Mezzo milione di euro per le morosità incolpevoli ma i veri bisogni restano scoperti

QuattroStelle

LECCE- 562mila euro per sostenere i morosi incolpevoli nelle tre province del Salento, ma solo nei Comuni definiti ad alta tensione abitativa, non sempre coincidenti con quelli in cui il vero disagio esiste. Torna il problema di sempre, lo stesso emerso anche lo scorso anno da un’analisi della Prefettura di Lecce. 

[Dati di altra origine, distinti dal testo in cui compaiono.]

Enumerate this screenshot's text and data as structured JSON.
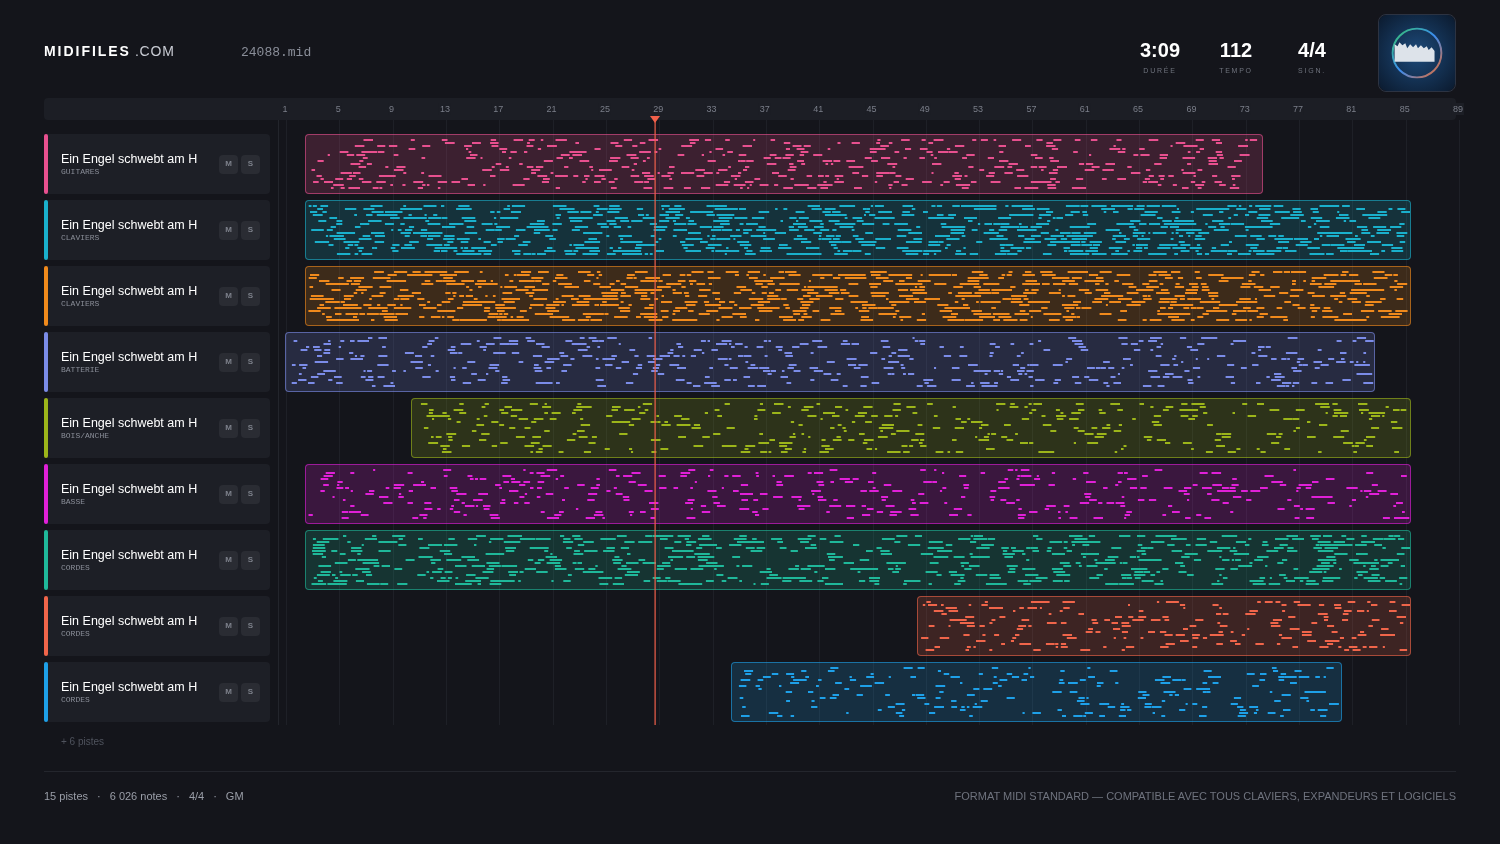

A rimanere all’angolo, ad esempio, ci sono le realtà di Gallipoli, Nardò e Porto Cesareo, sebbene la mappatura precisa di tutte le emergenze non ci sia ancora. nonostante il flagello della crisi economica, l’exploit di licenziamenti e l’impennata di ricorsi all’Ufficiale giudiziario, la delibera Cipe contenente l’elenco dei territori beneficiari non è stata più aggiornata dal 13 novembre 2003. E’ a quella lista che devono attenersi anche le Regioni, sia nel ripartire sul territorio la quota parte nazionale spettante, sia nel ridistribuire il proprio fondo di sostegno agli affitti.

Nel dettaglio, i fondi stanziati ammontano a 71.050 euro per la città di Lecce, 40.401 per quella di Brindisi e a 223.367 euro per Taranto. È la provincia jonica quella che avrà di più, con 301127 euro distribuiti tra i centri dell’hinterland del capoluogo. Ultima Brindisi, con 81514 euro tra Carovigno, Latiano, Mesagne, San Pietro Vernotico e San Vito. A Lecce, saranno Lequile e Trepuzzi i Comuni a cui arriverà il maggiore sostengo con, rispettivamente, 18019 euro e 16370 euro. Segue Cavallino con 12665 euro. Poi Squinzano con 11103 euro. Sotto i diecimila euro Monteroni, Surbo, Novoli, Lizzanello, Arnesano, e Vernole. Il criterio è sempre quello della vicinanza al capoluogo, sebbene i veri bisogni a volte siano distanti, in periferia.